Here's a pic of the original heater control bezel.



This was my first time trying to refinish a part like this. It was accually pretty fun to do. It took four different paint steps to get it done. I think it turned out nice for being my first time doing it.

After cleaning off all the original paint, I sprayed the inner rectangle area with SEM Trim Black paint. Once that was dry, I masked off the inner section and sprayed the bezel with VHT Wrinkle Paint. Before spraying that paint, I sprayed a test sample because I'd never used the wrinkle paint before. The test turned out good so I went ahead with spraying the bezel. I sprayed it on a hot and sunny day and left the part in the sun for a couple hours. The heat made the wrinkles tighter and it matches what was originally there very closely. I let that paint dry for two weeks before continuing. The next step was to mask off the entire bezel except for the raised rectangle around the controls. I sprayed two light coats of chrome paint onto the rectangle. The chrome paint isn't very chromey(is that a word?) but it looks a little better then a silver paint pen I think. Finally, I used a white paint pen to redo the letters. After going over them once, they still looked dirty. It took another going over to get the white looking crisp.

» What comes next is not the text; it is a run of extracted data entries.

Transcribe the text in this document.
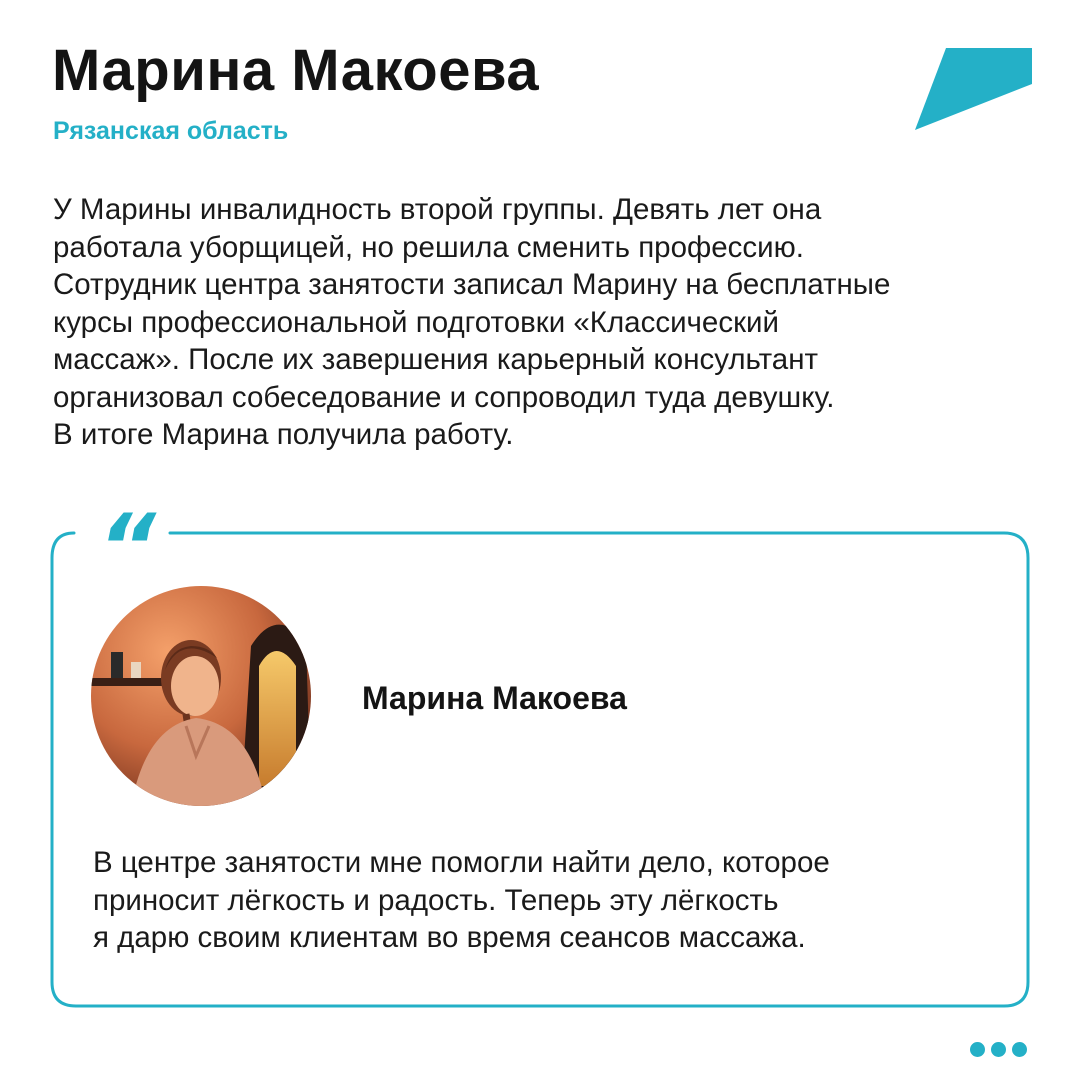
Марина Макоева
Рязанская область

У Марины инвалидность второй группы. Девять лет она
работала уборщицей, но решила сменить профессию.
Сотрудник центра занятости записал Марину на бесплатные
курсы профессиональной подготовки «Классический
массаж». После их завершения карьерный консультант
организовал собеседование и сопроводил туда девушку.
В итоге Марина получила работу.

“
Марина Макоева

В центре занятости мне помогли найти дело, которое
приносит лёгкость и радость. Теперь эту лёгкость
я дарю своим клиентам во время сеансов массажа.
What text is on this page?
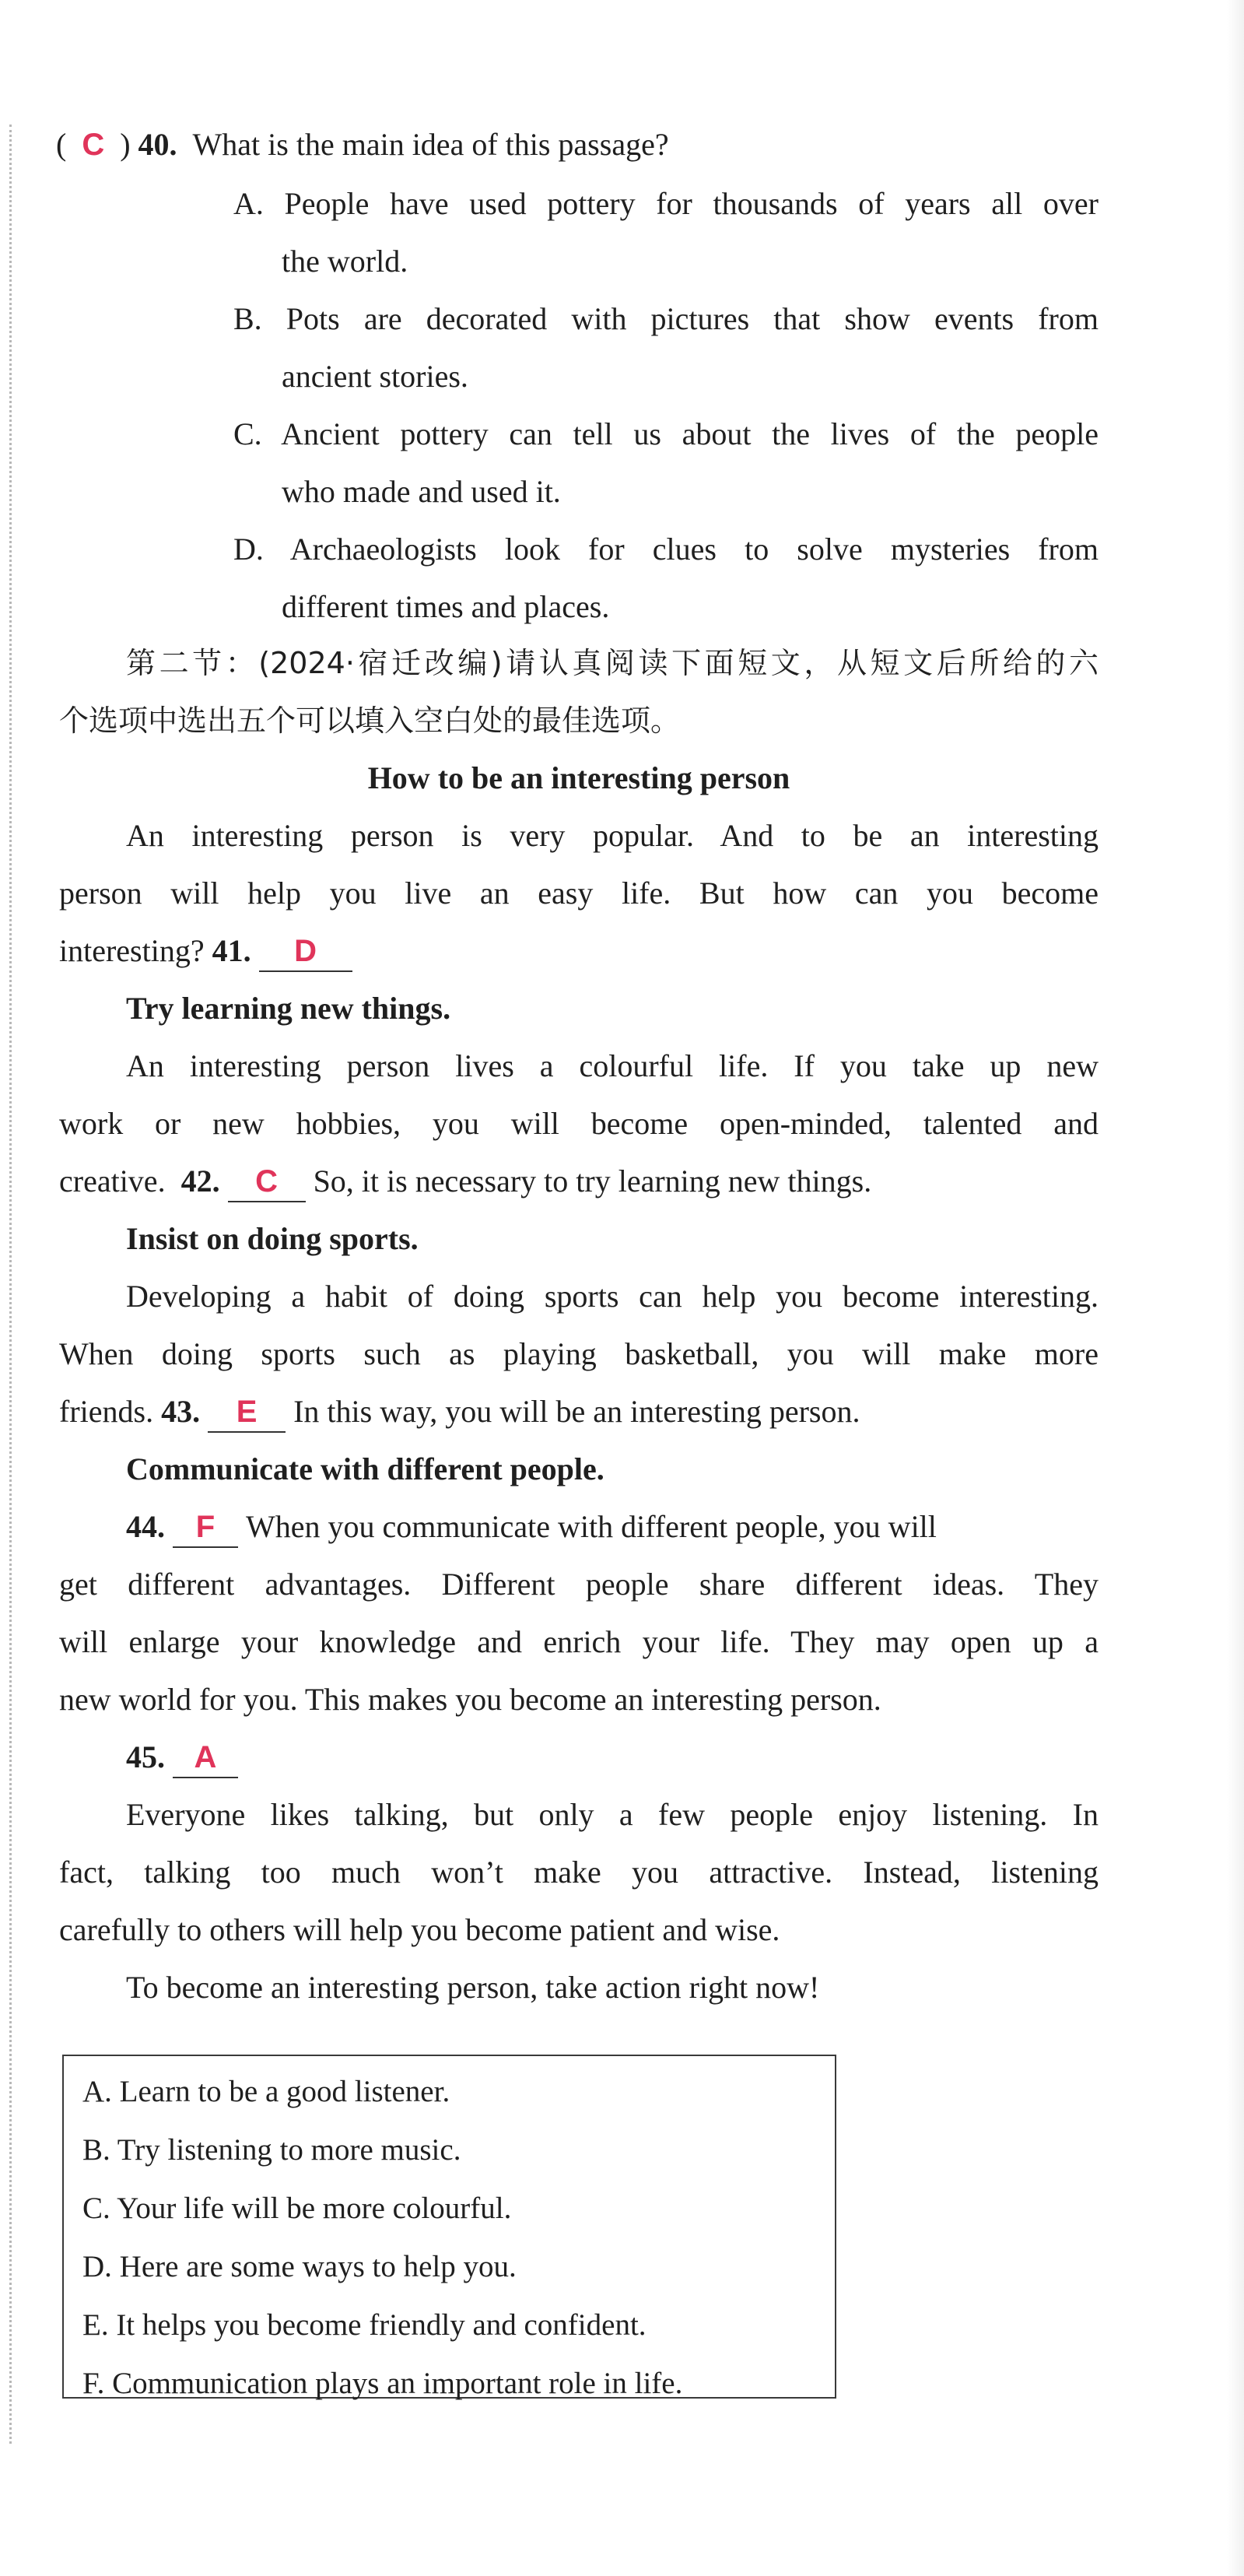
( C ) 40. What is the main idea of this passage?
A. People have used pottery for thousands of years all over
the world.
B. Pots are decorated with pictures that show events from
ancient stories.
C. Ancient pottery can tell us about the lives of the people
who made and used it.
D. Archaeologists look for clues to solve mysteries from
different times and places.
第二节：(2024·宿迁改编)请认真阅读下面短文，从短文后所给的六
个选项中选出五个可以填入空白处的最佳选项。
How to be an interesting person
An interesting person is very popular. And to be an interesting
person will help you live an easy life. But how can you become
interesting? 41. D
Try learning new things.
An interesting person lives a colourful life. If you take up new
work or new hobbies, you will become open-minded, talented and
creative. 42. C So, it is necessary to try learning new things.
Insist on doing sports.
Developing a habit of doing sports can help you become interesting.
When doing sports such as playing basketball, you will make more
friends. 43. E In this way, you will be an interesting person.
Communicate with different people.
44. F When you communicate with different people, you will
get different advantages. Different people share different ideas. They
will enlarge your knowledge and enrich your life. They may open up a
new world for you. This makes you become an interesting person.
45. A
Everyone likes talking, but only a few people enjoy listening. In
fact, talking too much won’t make you attractive. Instead, listening
carefully to others will help you become patient and wise.
To become an interesting person, take action right now!
A. Learn to be a good listener.
B. Try listening to more music.
C. Your life will be more colourful.
D. Here are some ways to help you.
E. It helps you become friendly and confident.
F. Communication plays an important role in life.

The finish looks very rough in the picture but it is accually very fine in reality.


Here is a pic of the entire part. It's a little blotchy but you have to spray the wrinkle paint very heavily to get it to wrinkle. It looks better without the flash. The speaker fader knob and bezel are NOS parts my dad bought 20 years ago.


I redid the AM radio face plate the same way. I sprayed it with SEM Trim Black and sprayed the chrome paint on the raised rectangle area.